According to a study, if one of your parents studied STEM (science, technology, engineering, or math), you are more likely to choose one of these options as your graduation major.
The research has been published in the 'Social Science Research Journal'. Sociology researchers -- second-year doctoral student Ned Tilbrook and Associate Professor Dara Shifrer -- found that students whose parents had a bachelor's degree in STEM are not only more likely to choose and persist in a STEM major than students whose parents had no bachelor's degree. But they are also significantly more likely to choose and persist in a STEM major than students whose parents had graduated with a degree in some other field.
Tilbrook and Shrifer call this STEM-specific cultural capital. They suggested that parents passed it on to their children through a variety of ways: engaging in activities or conversations on scientific topics; fostering a home environment that values STEM, and thereby ingraining the values, attitudes, and academic work habits needed to succeed in STEM fields; and encouraging their kids to participate in math- and science-focused extracurricular activities.
What happened at home then impacted their experience at school, with teachers rewarding them with more challenging work, leading to good grades, higher test scores, and ultimately degrees.

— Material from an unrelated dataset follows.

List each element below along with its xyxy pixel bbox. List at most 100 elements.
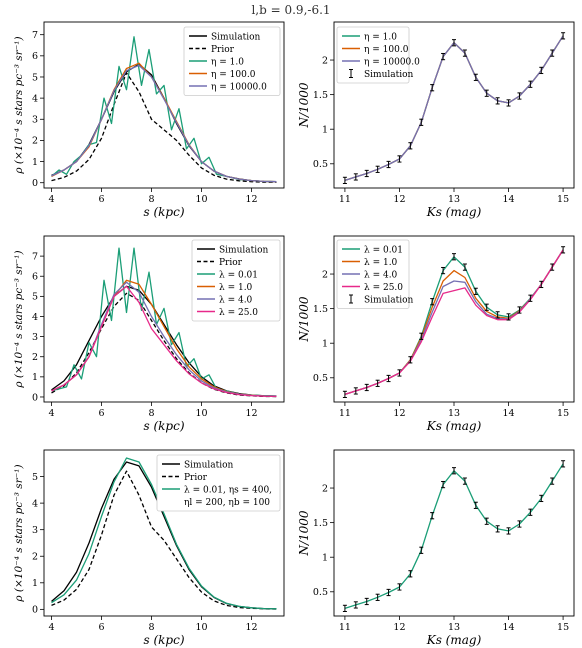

Tilbrook added that parents with STEM degrees might be better suited to communicate the value of STEM majors and prepare their children for common barriers along the way, such as the so-called "weeding-out" introductory science courses in college.
"Talking to faculty in STEM fields, they have this idea that it all happens meritocratically, where people who have the most natural ability end up in a STEM major and do well in it," Shifrer said.
"But social inequality does play a factor in who majors in STEM and who does well in STEM," Shifrer added. Shifrer said that schools both K-12 and higher education need to fill in the gaps and provide the kind of knowledge and confidence needed to succeed in STEM. "STEM majors shouldn't only be accessible to kids whose parents also majored in it," she concluded.